Markets in everything (and proud ye shall be)

Interesting throughout, but let’s cut to the chase:

Advertising our altar bread is a positive thing for Cavanagh Company. We take a lot of pride in putting our family name on a product that will eventually become the body and blood of Jesus.

You can file that under “Very good paragraphs.”  How about this one?:

Had production remained the exclusive bailiwick of monastic communities, it is likely that the findings of Vatican II would have prompted some minor changes in Communion-wafer production. Among the guidelines issued by the Church was a directive to “make the bread look more breadlike,” head of production Dan Cavanagh told me. It is a change whose significance may yet be lost on the millions of churchgoers who continue to think of hosts as a form of Styrofoam. Nevertheless, Cavanagh’s more “breadlike” whole-wheat wafer caught on. It became the industry standard, and forced the Poor Clare nuns to follow suit.

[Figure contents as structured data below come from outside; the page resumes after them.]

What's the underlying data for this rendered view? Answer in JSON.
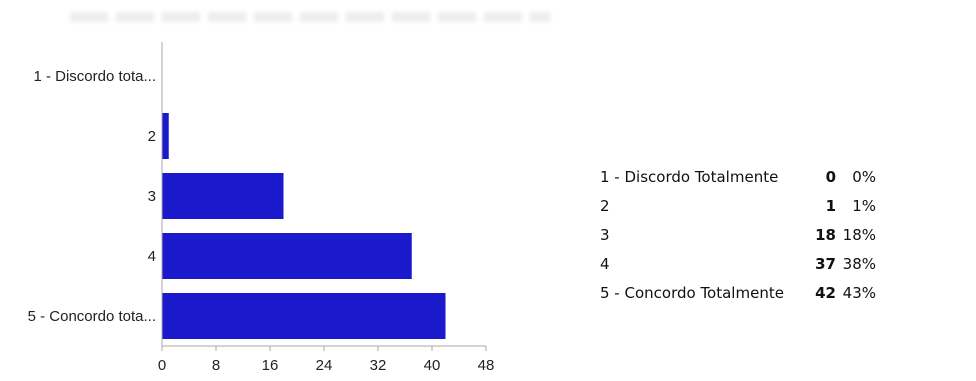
{
  "chart_data": {
    "type": "bar",
    "orientation": "horizontal",
    "categories": [
      "1 - Discordo tota...",
      "2",
      "3",
      "4",
      "5 - Concordo tota..."
    ],
    "values": [
      0,
      1,
      18,
      37,
      42
    ],
    "xlim": [
      0,
      48
    ],
    "xticks": [
      "0",
      "8",
      "16",
      "24",
      "32",
      "40",
      "48"
    ],
    "grid": false,
    "bar_color": "#1a1acc"
  },
  "summary": {
    "rows": [
      {
        "label": "1 - Discordo Totalmente",
        "count": "0",
        "percent": "0%"
      },
      {
        "label": "2",
        "count": "1",
        "percent": "1%"
      },
      {
        "label": "3",
        "count": "18",
        "percent": "18%"
      },
      {
        "label": "4",
        "count": "37",
        "percent": "38%"
      },
      {
        "label": "5 - Concordo Totalmente",
        "count": "42",
        "percent": "43%"
      }
    ]
  }
}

Some of it is better than satire:

…the company maintains a fully-automated production process where employees are forbidden from laying their hands on the wafers. “I feel pretty strongly that the host should not be touched,” Dan said. His view makes it easier to comply with legal guidelines for industrial food production, but it also gives the company something to market. “Our wafers are untouched by human hands,” boasts one promotional brochure. “That gets my dander up,” a Sister in Clyde told the Chicago Tribune: The Sisters’ touch gives what other businesses would call “added value.”

And what if you have coelic disease?  Every paragraph in this story is fascinating.  I thank Paul Hsieh for the pointer.